E in questo scenario, in cui a chi è dedito al consumo sfrenato e senza attenzione per le risorse del pianeta si contrappone chi invece sopravvive con uno o due dollari al giorno - e sono più di 3 milioni di persone -, forse la comunicazione sociale, la Pubblicità Progresso, la collaborazione tra profit e non-profit, può rappresentare un possibile passo avanti.”
Pubblicità Progresso fu uno shock anche per la crudezza delle immagini adottate, almeno agli inizi. Lo ha detto in una recente intervista l’attuale presidente di Pubblicità Progresso Alberto Contri: “Oggi invece la nuova pubblicità vuole e deve conquistare un pubblico più raffinato e reattivo, sia nel giudizio critico sia nel senso estetico.”
Un esempio pratico: da una parte la campagna “Razzismo e tolleranza” della stagione 1990-’91, realizzata da Saatchi & Saatchi. Un’immagine forte: un uomo nero crocifisso e parole dure che definiscono il razzista un essere inferiore.

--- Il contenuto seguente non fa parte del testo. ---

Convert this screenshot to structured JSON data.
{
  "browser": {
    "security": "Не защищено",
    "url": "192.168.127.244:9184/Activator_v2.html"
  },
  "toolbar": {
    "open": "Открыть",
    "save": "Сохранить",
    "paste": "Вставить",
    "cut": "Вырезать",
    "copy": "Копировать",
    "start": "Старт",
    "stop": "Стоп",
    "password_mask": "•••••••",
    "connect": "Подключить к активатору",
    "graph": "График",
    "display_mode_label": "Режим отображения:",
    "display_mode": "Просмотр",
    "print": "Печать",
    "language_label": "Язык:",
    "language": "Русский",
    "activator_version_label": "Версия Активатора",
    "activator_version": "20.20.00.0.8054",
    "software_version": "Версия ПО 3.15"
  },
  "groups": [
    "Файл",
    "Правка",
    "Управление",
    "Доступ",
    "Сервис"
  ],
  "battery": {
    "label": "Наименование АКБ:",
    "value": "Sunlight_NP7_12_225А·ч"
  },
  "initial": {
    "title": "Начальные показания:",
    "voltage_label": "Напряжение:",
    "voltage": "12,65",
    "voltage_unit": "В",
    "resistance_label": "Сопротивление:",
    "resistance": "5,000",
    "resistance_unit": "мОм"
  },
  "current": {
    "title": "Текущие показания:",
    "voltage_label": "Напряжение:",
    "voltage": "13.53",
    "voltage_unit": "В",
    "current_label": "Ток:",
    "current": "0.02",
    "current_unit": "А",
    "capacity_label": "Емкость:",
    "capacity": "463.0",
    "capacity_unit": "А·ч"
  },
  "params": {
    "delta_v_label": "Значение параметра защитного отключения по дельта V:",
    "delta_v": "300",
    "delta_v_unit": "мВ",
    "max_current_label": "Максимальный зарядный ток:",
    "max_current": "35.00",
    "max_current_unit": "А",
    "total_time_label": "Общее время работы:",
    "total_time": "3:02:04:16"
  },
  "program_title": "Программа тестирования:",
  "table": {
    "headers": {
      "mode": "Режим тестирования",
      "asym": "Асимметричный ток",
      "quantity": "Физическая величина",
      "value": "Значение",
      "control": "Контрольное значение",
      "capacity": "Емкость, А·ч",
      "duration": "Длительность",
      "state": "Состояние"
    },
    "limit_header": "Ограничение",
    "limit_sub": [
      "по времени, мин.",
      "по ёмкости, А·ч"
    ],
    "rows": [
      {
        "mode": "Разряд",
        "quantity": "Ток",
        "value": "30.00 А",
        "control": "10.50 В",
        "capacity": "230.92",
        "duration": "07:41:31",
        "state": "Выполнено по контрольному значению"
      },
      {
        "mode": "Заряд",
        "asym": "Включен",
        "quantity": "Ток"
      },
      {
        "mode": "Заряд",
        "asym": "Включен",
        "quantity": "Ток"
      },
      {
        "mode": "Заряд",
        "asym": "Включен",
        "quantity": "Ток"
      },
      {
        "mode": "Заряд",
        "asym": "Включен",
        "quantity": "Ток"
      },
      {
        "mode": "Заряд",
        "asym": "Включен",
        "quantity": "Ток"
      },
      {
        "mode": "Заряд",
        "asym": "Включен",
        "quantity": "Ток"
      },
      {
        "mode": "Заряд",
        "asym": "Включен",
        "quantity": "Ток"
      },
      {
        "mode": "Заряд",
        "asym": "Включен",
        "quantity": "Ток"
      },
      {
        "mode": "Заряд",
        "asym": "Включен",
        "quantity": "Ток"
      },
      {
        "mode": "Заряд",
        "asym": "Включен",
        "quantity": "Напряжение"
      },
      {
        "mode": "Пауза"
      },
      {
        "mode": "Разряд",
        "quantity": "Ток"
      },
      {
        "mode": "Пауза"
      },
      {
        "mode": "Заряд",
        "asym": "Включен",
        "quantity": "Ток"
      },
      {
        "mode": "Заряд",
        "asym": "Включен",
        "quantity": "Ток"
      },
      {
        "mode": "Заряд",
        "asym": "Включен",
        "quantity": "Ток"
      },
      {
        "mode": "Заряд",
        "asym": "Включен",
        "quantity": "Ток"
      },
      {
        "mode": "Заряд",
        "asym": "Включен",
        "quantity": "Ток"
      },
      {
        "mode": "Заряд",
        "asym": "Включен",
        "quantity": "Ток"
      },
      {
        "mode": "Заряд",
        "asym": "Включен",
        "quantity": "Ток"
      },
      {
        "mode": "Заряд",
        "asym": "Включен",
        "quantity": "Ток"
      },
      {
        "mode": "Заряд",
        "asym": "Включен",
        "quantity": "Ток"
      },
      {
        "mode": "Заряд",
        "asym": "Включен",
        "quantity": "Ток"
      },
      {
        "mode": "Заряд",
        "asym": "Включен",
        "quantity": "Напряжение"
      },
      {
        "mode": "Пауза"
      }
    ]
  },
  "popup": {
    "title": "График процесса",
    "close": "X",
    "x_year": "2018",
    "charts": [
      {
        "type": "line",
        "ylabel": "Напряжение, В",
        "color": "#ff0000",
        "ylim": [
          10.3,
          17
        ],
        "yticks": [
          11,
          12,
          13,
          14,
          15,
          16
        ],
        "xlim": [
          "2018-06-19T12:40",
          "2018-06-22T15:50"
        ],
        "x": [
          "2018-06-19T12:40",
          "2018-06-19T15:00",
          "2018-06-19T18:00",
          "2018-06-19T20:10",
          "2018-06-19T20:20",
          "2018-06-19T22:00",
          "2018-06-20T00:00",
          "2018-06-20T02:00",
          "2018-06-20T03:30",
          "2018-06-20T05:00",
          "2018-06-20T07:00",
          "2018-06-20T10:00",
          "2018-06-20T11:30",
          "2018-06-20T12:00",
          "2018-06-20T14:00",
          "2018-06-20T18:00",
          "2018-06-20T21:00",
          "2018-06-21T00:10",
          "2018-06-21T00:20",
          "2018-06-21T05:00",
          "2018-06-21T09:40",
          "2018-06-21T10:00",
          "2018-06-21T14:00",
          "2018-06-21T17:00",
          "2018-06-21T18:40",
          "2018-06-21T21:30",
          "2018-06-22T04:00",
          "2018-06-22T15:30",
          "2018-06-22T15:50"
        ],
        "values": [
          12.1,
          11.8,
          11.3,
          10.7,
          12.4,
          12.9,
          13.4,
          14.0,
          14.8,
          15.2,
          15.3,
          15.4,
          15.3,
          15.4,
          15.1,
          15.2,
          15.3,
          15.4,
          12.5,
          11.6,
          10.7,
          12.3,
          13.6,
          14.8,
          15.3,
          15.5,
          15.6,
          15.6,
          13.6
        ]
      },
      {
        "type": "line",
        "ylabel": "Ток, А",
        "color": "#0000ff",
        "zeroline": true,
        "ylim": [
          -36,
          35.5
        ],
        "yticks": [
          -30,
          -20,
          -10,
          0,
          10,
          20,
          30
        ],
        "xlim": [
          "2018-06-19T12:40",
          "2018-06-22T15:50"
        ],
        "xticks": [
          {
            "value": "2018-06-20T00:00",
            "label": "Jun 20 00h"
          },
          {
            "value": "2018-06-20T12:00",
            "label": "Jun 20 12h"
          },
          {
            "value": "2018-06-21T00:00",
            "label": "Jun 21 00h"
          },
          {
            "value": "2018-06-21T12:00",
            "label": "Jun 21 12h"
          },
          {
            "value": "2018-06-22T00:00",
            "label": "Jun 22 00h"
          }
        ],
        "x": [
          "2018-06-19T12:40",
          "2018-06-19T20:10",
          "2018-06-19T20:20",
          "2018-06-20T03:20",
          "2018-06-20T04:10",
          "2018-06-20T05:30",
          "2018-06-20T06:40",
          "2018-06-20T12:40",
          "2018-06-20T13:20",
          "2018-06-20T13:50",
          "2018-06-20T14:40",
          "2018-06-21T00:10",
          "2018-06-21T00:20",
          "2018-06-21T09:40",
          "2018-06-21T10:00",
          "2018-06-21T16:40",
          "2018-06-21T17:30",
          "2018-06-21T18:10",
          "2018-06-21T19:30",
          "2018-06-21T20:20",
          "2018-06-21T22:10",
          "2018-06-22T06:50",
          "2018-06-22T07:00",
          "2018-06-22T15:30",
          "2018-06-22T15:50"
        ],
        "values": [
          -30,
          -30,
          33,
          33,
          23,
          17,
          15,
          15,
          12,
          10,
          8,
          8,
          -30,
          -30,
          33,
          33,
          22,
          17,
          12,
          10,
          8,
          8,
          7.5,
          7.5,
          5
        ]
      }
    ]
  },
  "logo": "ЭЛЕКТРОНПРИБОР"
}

Dall’altra parte la campagna “Aprirle apre la mente” della passata stagione, realizzata da FCB Italia. Questa volta un’immagine più “soft” e retorica: due grandi orecchie tra le quali si leggevano scritte come: “Aprirle apre la mente”, “Le parole riempiono questo spazio di materia grigia” oppure “Più ascolti, più cresci qui in mezzo”. A chiusura di tutti i soggetti, lo stesso slogan faceva da filo conduttore: “Chi ascolta cresce”.